Every child deserves to have two parents. In the case of a single mother, however, sometimes the identity of one parent is unknown.
Establishing paternity is a way to name the legal parents of a child, and there are numerous benefits, especially to the child.
Benefits for the child and parents
According to the California Courts, establishing paternity can be advantageous to both parents, but it is most beneficial for the child. There are emotional and psychological advantages to knowing who both parents are, but it is especially advantageous legally. Established paternity allows both parents to contribute to the child’s needs financially, and the child has access to family medical records as well as the health insurance of each parent.

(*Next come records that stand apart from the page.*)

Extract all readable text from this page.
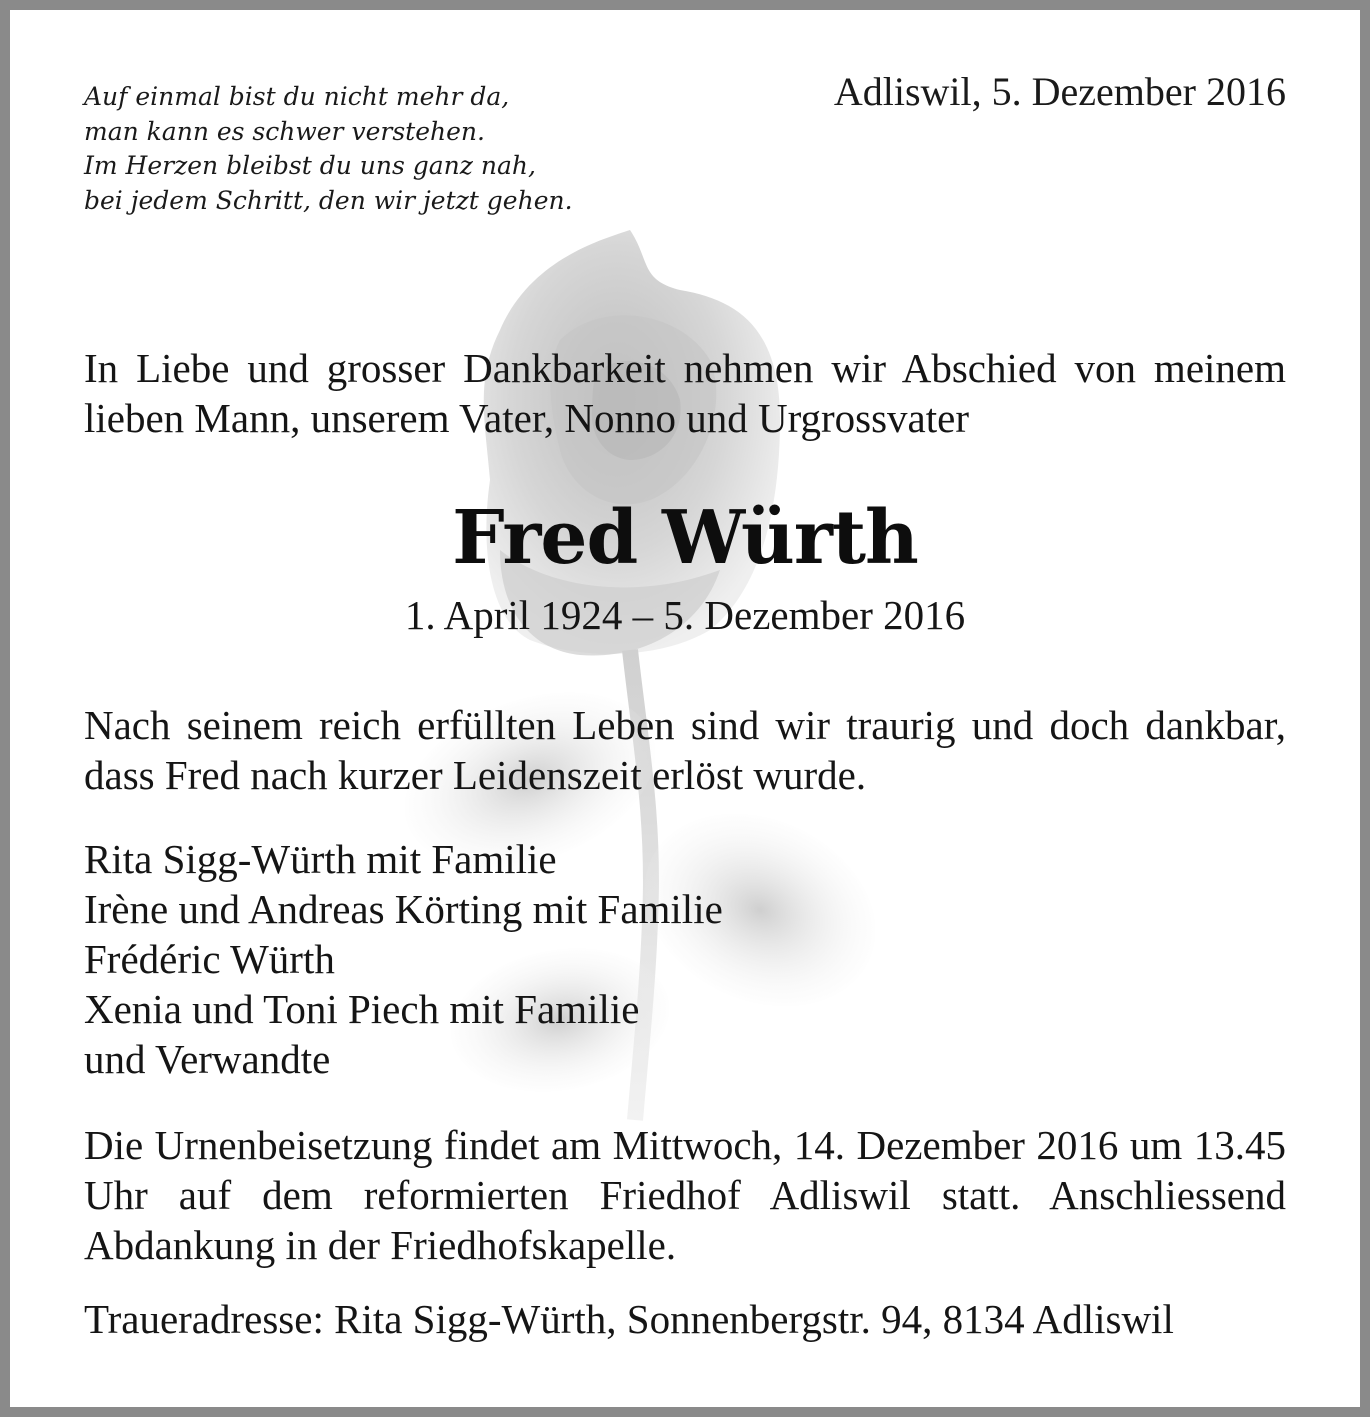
Auf einmal bist du nicht mehr da,
man kann es schwer verstehen.
Im Herzen bleibst du uns ganz nah,
bei jedem Schritt, den wir jetzt gehen.
Adliswil, 5. Dezember 2016
In Liebe und grosser Dankbarkeit nehmen wir Abschied von meinem lieben Mann, unserem Vater, Nonno und Urgrossvater
Fred Würth
1. April 1924 – 5. Dezember 2016
Nach seinem reich erfüllten Leben sind wir traurig und doch dankbar, dass Fred nach kurzer Leidenszeit erlöst wurde.
Rita Sigg-Würth mit Familie
Irène und Andreas Körting mit Familie
Frédéric Würth
Xenia und Toni Piech mit Familie
und Verwandte
Die Urnenbeisetzung findet am Mittwoch, 14. Dezember 2016 um 13.45 Uhr auf dem reformierten Friedhof Adliswil statt. Anschliessend Abdankung in der Friedhofskapelle.
Traueradresse: Rita Sigg-Würth, Sonnenbergstr. 94, 8134 Adliswil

Paternity also makes the child the beneficiary to any life insurance, veteran’s or social security benefits. Without establishing paternity, the mother is not able to request reimbursement for expenses related to pregnancy and birth or ask for child support. For the other parent, paternity allows for visitation or custody requests.
How to determine paternity
There is the assumption that if a couple has a child while married, both are the legal parents. In the case of unmarried couples, or a single mother who knows the identity of the father, the father can voluntarily sign a declaration of paternity.

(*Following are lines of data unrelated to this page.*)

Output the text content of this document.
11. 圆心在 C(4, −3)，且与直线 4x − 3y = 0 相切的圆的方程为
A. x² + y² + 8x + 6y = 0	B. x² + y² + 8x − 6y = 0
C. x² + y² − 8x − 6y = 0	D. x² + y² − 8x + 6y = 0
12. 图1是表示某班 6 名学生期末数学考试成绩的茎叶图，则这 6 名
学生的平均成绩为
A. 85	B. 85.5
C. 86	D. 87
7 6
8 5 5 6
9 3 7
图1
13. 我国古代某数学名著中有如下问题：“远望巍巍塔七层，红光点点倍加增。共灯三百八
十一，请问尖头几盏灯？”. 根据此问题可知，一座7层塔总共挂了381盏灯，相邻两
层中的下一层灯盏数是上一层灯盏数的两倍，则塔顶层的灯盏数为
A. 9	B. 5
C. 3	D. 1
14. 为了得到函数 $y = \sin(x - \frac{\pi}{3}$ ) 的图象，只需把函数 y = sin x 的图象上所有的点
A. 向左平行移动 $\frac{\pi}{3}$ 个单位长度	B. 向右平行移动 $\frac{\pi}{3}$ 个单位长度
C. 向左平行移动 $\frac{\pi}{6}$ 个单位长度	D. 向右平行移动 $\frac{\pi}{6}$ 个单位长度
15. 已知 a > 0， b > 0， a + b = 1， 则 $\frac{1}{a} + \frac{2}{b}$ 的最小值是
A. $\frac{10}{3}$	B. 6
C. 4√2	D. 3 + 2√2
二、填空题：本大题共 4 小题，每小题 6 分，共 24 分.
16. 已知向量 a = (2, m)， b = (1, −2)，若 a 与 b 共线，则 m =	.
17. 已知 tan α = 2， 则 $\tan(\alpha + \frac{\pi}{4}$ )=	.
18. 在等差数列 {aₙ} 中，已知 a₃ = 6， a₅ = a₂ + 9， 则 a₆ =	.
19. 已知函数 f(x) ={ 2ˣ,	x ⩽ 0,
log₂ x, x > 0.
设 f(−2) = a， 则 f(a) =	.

If parentage is unknown or in dispute, the court will often order a DNA test. According to the Cleveland Clinic, the two most accurate ways to test is via a cheek swab or a blood test from both the child and potential father. These DNA tests determine with 99.9% accuracy who the biological father is.
A mother can also determine paternity while pregnant. The three methods are by testing the DNA found in fetal blood, the amniotic fluid or placenta tissue against the DNA of the potential father.